Tuesday, August 17, 2004

The NY Times on Deployment
The New York Times argues against Bush's plans for redeploying (or removing 70,000 troops from Europe and Asia) here

I want to give my take on a few of their arguments.

The Bush administration justifies these movements by pointing to fundamental changes in the geography of threats since the end of the cold war. In Asia, however, that geography has not changed all that much.

The most dangerous threat still comes from North Korea, which is now thought to be building nuclear weapons. At a time when negotiating a halt to that buildup is imperative, Washington has inexplicably granted Pyongyang something it has long coveted - a reduction in American troop levels - instead of building those reductions into a bargaining proposal requiring constructive North Korean moves in return. The Korean pullback also sends a dangerous signal to the North that America is devaluing its alliance with South Korea.

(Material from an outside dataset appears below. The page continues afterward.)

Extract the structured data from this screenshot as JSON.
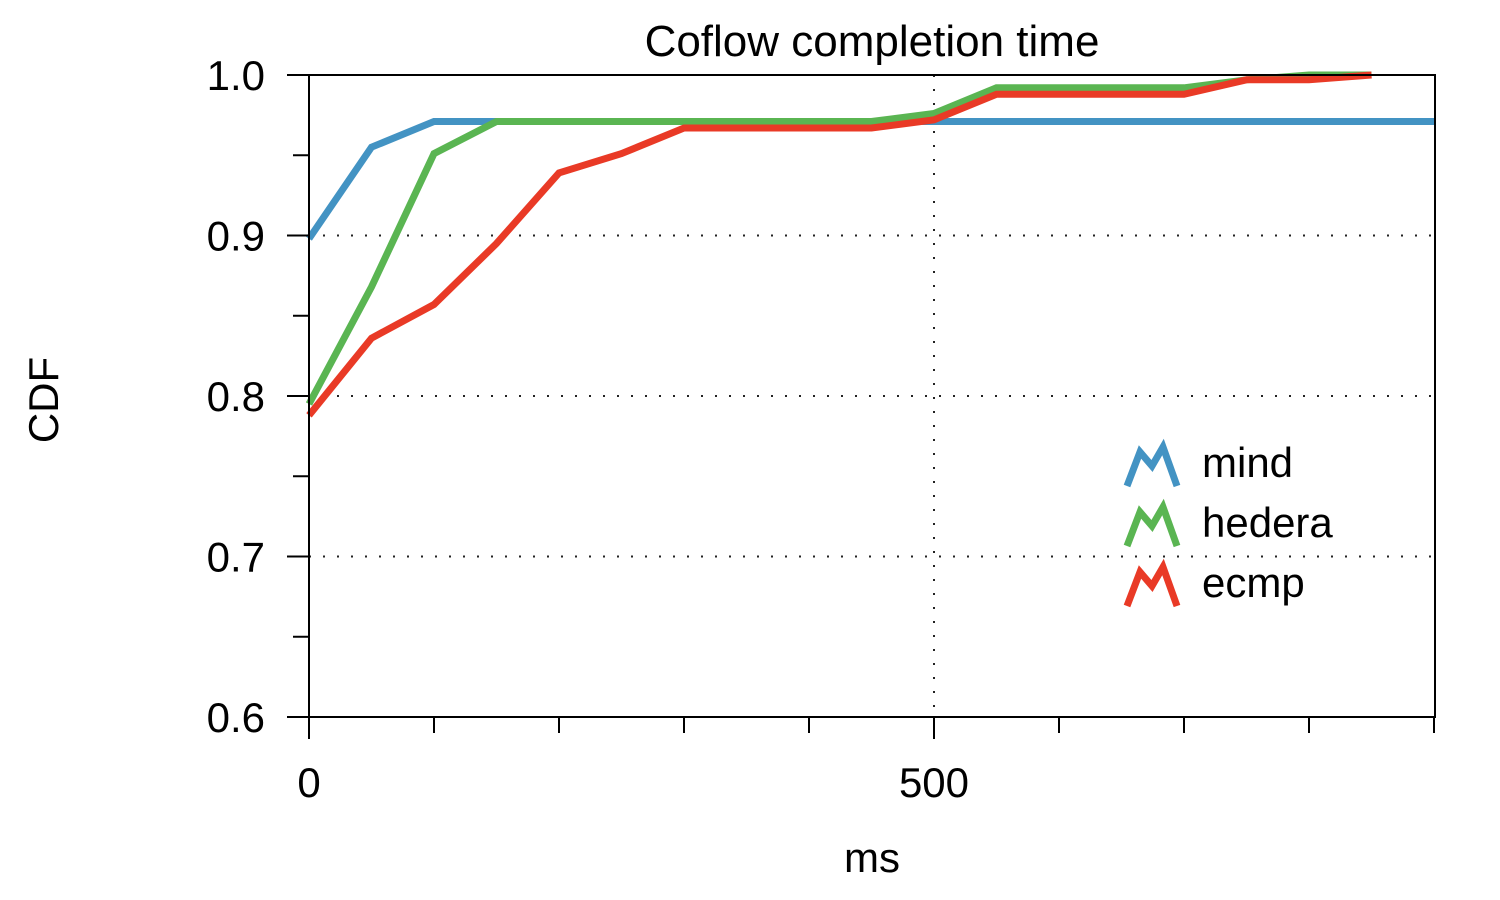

To be honest, when South Koreans are bent on appeasing their hostile northern neighbor through a sunshine policy, all while protesting the presence of American troops in their homeland, and condemning us in the UN, why should we be using our scarce resources to defend an ally who doesn't act either like an ally or somebody who wants our support? At least this is the common perception. However, the New York Times is right to point out that South Korea acts more like an ally than many may want to believe - it has put quite a few troops in Iraq.

In Europe, the withdrawals are less immediately dangerous, but they will be expensive because Germany pays a hefty share of the costs for the American military bases located there.

Why again do we need bases in Germany in today's day and age? In the past there was the fear of scores of divisions of Soviet tanks bursting through the open plains of Europe, but that danger isn't present currently. Besides, why shouldn't Germany provide for its own defense? Why are our scarce troops needed there?

While sending military personnel back to Kansas or Colorado may avert some base closings and make local politicians happy, it will cost the taxpayers money. Furthermore, the military will also lose the advantage that comes with giving large numbers of its men and women the experience of living in other cultures.

Yes are soldiers will now lose the chance to learn German culture. But is that really a strong enough reason to condemn moving troops for national security purposes? Besides, one criticism of our education system has been that we spend too much time learning about strictly European cultures. If the New York Times is so concerned about this potential cultural deficiancy, I'm sure quite a few people would be delighted to see them call for American soldiers to receive a cultural education in new bases in Syria or Iran.

Although it is certainly true that American troops no longer have to sit in Germany to protect Western Europe from the Red Army, many of today's battlefields, like Iraq and Afghanistan, are in fact closer to Germany than they are to the United States.

True, but when the Germans or other countries in between don't let us use their airspace or impose other restrictions in conducting missions that we feel (rightly or wrongly) are needed for national security purposes, the value of such German bases is questionable at best.

Despite the Pentagon's denials, it seems deliberate that the two largest withdrawals have been proposed for countries that the Bush administration has had serious differences with in recent years, over Iraq in the German case, and over negotiating strategy with North Korea in the case of Seoul. Both countries have been working hard to patch up relations - South Korea is one of the few American allies with troops in Iraq - but the Pentagon does not seem interested in reciprocating.

So we have a big stick. Do we really lose more than we gain by using it?